Kurt's mind rebelled at the scale of this technology, the effort it had to have taken to construct such a thing.

He glanced at Dr. Halsey. While she intently studied the viewscreen, she did not appear the slightest bit impressed.

"You knew this would be here?" he asked her.

"I suspected," she said. "Frankly, after reviewing the reports of the Halo structures, I am somewhat disappointed."

"Bigger than the ruins under Reach," Kelly said.

"We did not discover the full extent of those ruins," Dr. Halsey replied, "and likely never will." She squinted at the monitor. "There," she said, pointing at a distant gleaming dome.

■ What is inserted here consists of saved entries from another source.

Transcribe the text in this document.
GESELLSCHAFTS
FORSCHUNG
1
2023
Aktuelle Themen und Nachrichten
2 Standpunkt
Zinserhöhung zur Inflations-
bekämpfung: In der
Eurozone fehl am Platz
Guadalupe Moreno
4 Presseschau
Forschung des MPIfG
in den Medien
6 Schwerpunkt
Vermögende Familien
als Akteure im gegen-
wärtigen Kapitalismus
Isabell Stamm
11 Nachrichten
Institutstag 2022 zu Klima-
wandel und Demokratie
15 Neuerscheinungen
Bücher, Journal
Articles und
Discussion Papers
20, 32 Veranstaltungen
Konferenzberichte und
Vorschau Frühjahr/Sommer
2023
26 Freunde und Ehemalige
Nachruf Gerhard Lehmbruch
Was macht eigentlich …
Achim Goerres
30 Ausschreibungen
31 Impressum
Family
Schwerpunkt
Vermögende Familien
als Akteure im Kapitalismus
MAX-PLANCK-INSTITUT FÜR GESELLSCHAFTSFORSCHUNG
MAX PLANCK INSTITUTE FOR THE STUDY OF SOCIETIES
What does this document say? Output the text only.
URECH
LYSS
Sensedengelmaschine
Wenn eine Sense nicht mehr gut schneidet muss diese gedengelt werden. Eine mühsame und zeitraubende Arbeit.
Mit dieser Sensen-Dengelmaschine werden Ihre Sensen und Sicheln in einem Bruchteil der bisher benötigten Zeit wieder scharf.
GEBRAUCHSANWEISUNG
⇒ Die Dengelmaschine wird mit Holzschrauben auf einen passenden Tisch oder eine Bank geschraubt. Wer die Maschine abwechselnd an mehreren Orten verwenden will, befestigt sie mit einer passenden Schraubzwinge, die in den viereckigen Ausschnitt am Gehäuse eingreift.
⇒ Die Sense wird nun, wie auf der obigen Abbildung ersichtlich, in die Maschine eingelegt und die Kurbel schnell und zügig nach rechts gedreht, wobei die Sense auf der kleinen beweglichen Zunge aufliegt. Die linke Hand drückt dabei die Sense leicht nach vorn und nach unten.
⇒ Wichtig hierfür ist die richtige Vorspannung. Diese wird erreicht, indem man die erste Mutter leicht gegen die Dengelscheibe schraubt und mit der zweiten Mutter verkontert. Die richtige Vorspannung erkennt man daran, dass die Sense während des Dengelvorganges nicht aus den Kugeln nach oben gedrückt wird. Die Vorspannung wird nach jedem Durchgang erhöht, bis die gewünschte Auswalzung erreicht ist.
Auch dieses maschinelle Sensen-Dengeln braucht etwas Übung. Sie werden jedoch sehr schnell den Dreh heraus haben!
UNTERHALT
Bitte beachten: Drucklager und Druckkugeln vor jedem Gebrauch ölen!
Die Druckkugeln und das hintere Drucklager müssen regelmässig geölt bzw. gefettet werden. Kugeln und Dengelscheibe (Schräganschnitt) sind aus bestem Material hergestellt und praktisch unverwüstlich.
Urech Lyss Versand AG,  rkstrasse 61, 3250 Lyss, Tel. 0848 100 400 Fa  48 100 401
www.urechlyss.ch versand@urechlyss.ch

"Can you move closer to that structure?" She turned to Kurt. "With your permission, Lieutenant Commander."

"New heading zero two five," Kurt said. "Pick your best path."

"New course, aye," Kelly replied.

As they descended deeper, the dropship sped past a staircase that ascended to nowhere—each step a hectare of unbroken polished stone.

The cloud-reflected light dimmed and the smooth surfaces melted into shadow. Dr.

Halsey's dome turned red-gold and faded to a silhouette.

Will turned the passive radar on the thing and an outline overlaid the structure. Kurt discerned that the top of the dome faceted into seven flat surfaces, each with a tall arch leading to the interior.

"Those large enough to fly through?" Kurt asked.

Will consulted his sensor screen. "Huge," he replied.

"Move us in," Kurt told Kelly "Aye aye." She pulled the nose of the ship up.